Behavioural problems and psychotic illness have a devastating effect on function and on quality of life and impacts markedly on the family. At present the immediate treatment is often the use of anti-psychotic medications, such use may be appropriate for mental illness but not so for behavioural problems. If we had a better understanding of the brain basis for these disorders in people with PWS this would allow a much more targeted approach selecting medications and psychological interventions informed by the known brain and cognitive abnormalities. Given the high risk for psychotic illness with age in people with PWS due to mUPD the long term aim is to be able to prevent the psychosis developing in the first place and, for example, to undertake a trial of preventative treatment. The first step in that direction is to understand the underling brain mechanisms.

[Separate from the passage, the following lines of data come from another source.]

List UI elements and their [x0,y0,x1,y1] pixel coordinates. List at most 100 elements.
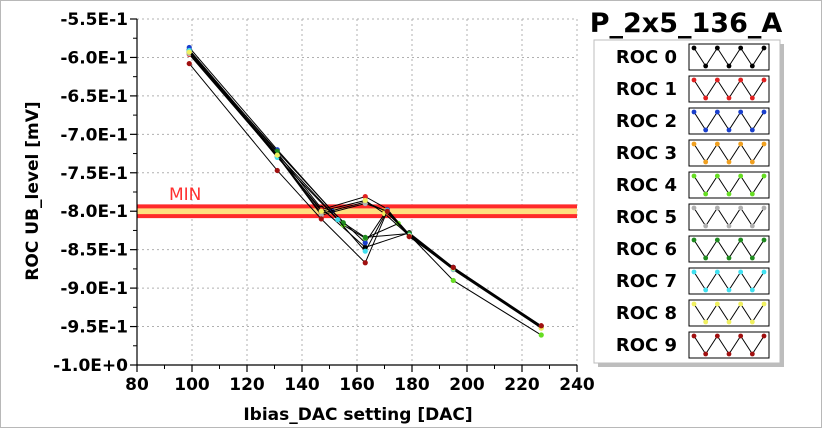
legend-marker [738,141,744,147]
legend-marker [726,63,732,69]
legend-marker [761,205,767,211]
series-line [188,63,542,327]
legend-marker [703,159,709,165]
legend-label: ROC 8 [616,303,677,324]
x-tick-label: 180 [394,375,430,395]
legend-marker [714,237,720,243]
legend-marker [714,205,720,211]
y-tick-label: -7.5E-1 [60,164,128,184]
legend-marker [749,255,755,261]
legend-marker [738,77,744,83]
y-tick-label: -5.5E-1 [60,10,128,30]
legend-marker [703,255,709,261]
data-point [274,167,280,174]
data-point [318,216,324,222]
legend-label: ROC 2 [616,111,677,132]
legend-marker [738,45,744,51]
legend-marker [738,173,744,179]
legend-label: ROC 7 [616,271,677,292]
legend-marker [703,223,709,229]
legend-marker [761,269,767,275]
legend-marker [726,223,732,229]
legend-marker [691,45,697,51]
legend-marker [738,269,744,275]
legend-marker [761,77,767,83]
legend-marker [714,269,720,275]
data-point [538,323,544,329]
data-point [362,240,368,246]
data-point [274,148,280,154]
data-point [186,49,192,55]
axes: 80 100 120 140 160 180 200 220 240 -5.5E-1 -6.0E-1… [53,10,595,395]
x-tick-label: 120 [229,375,265,395]
legend-marker [691,333,697,339]
x-tick-label: 160 [339,375,375,395]
x-tick-label: 240 [559,375,595,395]
legend-marker [703,63,709,69]
legend-marker [703,95,709,101]
y-tick-label: -9.5E-1 [60,318,128,338]
data-point [318,208,324,214]
x-axis-label: Ibias_DAC setting [DAC] [243,405,472,425]
data-point [450,264,456,270]
legend-item: ROC 6 [616,235,770,263]
legend-marker [691,205,697,211]
data-point [362,197,368,204]
legend-marker [726,351,732,357]
y-tick-label: -1.0E+0 [53,356,128,376]
legend-marker [726,255,732,261]
legend-marker [749,223,755,229]
legend-marker [703,191,709,197]
data-point [362,194,368,200]
data-point [406,233,412,240]
legend-item: ROC 3 [616,139,770,167]
data-point [384,208,390,214]
legend-marker [761,141,767,147]
legend-item: ROC 4 [616,171,770,199]
legend-marker [691,269,697,275]
data-point [274,152,280,158]
legend-item: ROC 8 [616,299,770,327]
legend-marker [714,45,720,51]
data-point [362,260,368,266]
legend-label: ROC 5 [616,207,677,228]
legend-marker [749,351,755,357]
y-tick-label: -6.5E-1 [60,87,128,107]
legend-marker [714,173,720,179]
legend-item: ROC 2 [616,107,770,135]
legend-marker [761,301,767,307]
legend-marker [691,173,697,179]
legend-marker [703,319,709,325]
legend-marker [749,287,755,293]
legend-marker [691,109,697,115]
legend-marker [714,333,720,339]
data-point [538,332,544,338]
x-tick-label: 140 [284,375,320,395]
plot-area [136,18,578,366]
legend-label: ROC 3 [616,143,677,164]
legend-marker [726,191,732,197]
legend: ROC 0 ROC 1 ROC 2 ROC 3 ROC 4 ROC 5 ROC 6 ROC 7… [593,39,784,367]
legend-marker [691,301,697,307]
legend-label: ROC 4 [616,175,677,196]
legend-item: ROC 1 [616,75,770,103]
data-point [362,234,368,240]
legend-marker [761,173,767,179]
legend-marker [726,287,732,293]
legend-marker [749,159,755,165]
legend-marker [726,127,732,133]
legend-marker [726,95,732,101]
x-tick-label: 220 [504,375,540,395]
legend-marker [703,287,709,293]
legend-label: ROC 6 [616,239,677,260]
legend-marker [714,109,720,115]
legend-marker [738,109,744,115]
y-tick-label: -8.0E-1 [60,202,128,222]
legend-marker [714,141,720,147]
legend-marker [738,333,744,339]
legend-item: ROC 0 [616,43,770,71]
legend-marker [761,333,767,339]
legend-marker [761,45,767,51]
x-tick-label: 200 [449,375,485,395]
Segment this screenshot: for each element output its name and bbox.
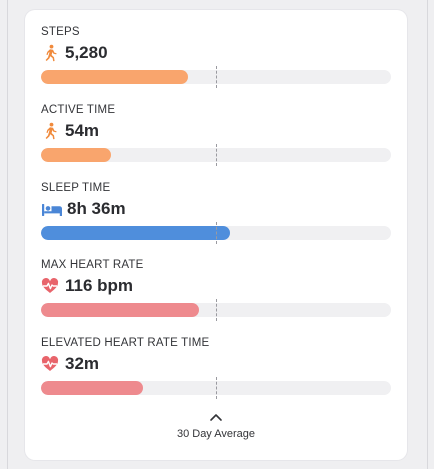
heart-pulse-icon [41,277,59,295]
activity-summary-card: STEPS 5,280 ACTIVE TIME 54m SLEEP TIME [25,10,407,460]
progress-fill [41,70,188,84]
metric-value: 8h 36m [67,199,126,218]
average-marker-line [216,144,217,166]
walking-figure-icon [41,122,59,140]
thirty-day-average-toggle[interactable]: 30 Day Average [25,412,407,440]
window-edge-right [427,0,428,469]
metric-elevated-heart-rate-time[interactable]: ELEVATED HEART RATE TIME 32m [41,337,391,401]
metric-value: 32m [65,354,100,373]
average-marker-line [216,222,217,244]
average-marker-line [216,299,217,321]
progress-fill [41,226,230,240]
chevron-up-icon [210,414,222,421]
metric-sleep-time[interactable]: SLEEP TIME 8h 36m [41,182,391,246]
progress-fill [41,303,199,317]
progress-fill [41,148,111,162]
metric-value: 54m [65,121,100,140]
bed-icon [41,200,63,218]
metric-label: SLEEP TIME [41,182,111,194]
metric-value: 116 bpm [65,276,134,295]
walking-figure-icon [41,44,59,62]
average-marker-line [216,66,217,88]
window-edge-left [7,0,8,469]
metric-label: STEPS [41,26,80,38]
thirty-day-average-label: 30 Day Average [176,428,256,440]
metric-active-time[interactable]: ACTIVE TIME 54m [41,104,391,168]
metric-label: ACTIVE TIME [41,104,116,116]
metric-label: MAX HEART RATE [41,259,144,271]
metric-label: ELEVATED HEART RATE TIME [41,337,210,349]
metric-max-heart-rate[interactable]: MAX HEART RATE 116 bpm [41,259,391,323]
average-marker-line [216,377,217,399]
metric-value: 5,280 [65,43,108,62]
progress-fill [41,381,143,395]
metric-steps[interactable]: STEPS 5,280 [41,26,391,90]
heart-pulse-icon [41,355,59,373]
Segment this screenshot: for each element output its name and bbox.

Research Outcomes: Public Summary

The study has shown that complex and demanding MRI and MRS brain scanning is possible and acceptable to people with PWS and initial analysis of the quality of the data shows that comparisons between those at high risk for psychotic illness (people with PWS due to a UPD) and those whose risk is significantly less (people with PWS due to a deletion) will be possible.
We have established a neuroimaging protocol that works well for people with PWS and have completed MRI and MRS scans on 11 (the 12th is this week) participants with UPD and 12 participants with deletion aged 12 years and older. Preliminary analysis of the structural MRI scans have shown significant differences in cortical structures between the two groups. The areas of the brain of particular interest for MRS are those that have been implicated from studies of psychotic illness in the general population - the auditory, cingulate gyrus and the occipital cortices. The spectra obtained using MRS will enable the investigation of differences in brain transmitters between genetic types of PWS, such as the neurotransmitters GABA, glutamate, and N-acetyl aspartic acid (NAA). This is difficult data to collect as it requires the participant to lie very still for at least 20 mins for each of the brain areas examined along with additional time 12 mins for the MRI scan - data is still to be fully analysed but we have found it to be of acceptable quality.
This has been a challenging study as particularly people with PWS due to a UPD are difficult to recruit as they may be mentally unwell at the time, feel less comfortable about taking part, and find it more difficult to manage the demands of scanning. We are very grateful to those people with PWS who were able to help and also to their families and support workers. Those who did take part were proud to have done it and have volunteered to help in future studies.

Research Outcomes: Publication

Psychotic illness in people with Prader-Willi syndrome: a systematic review of clinical presentation, course and phenomenology. Aman LCS, Lester SD, Holland AJ, Fletcher PC.  Orphanet J Rare Dis. 2024 Feb 15;19(1):69. doi: 10.1186/s13023-024-03026-y. PMID: 38360662; PMCID: PMC10870655.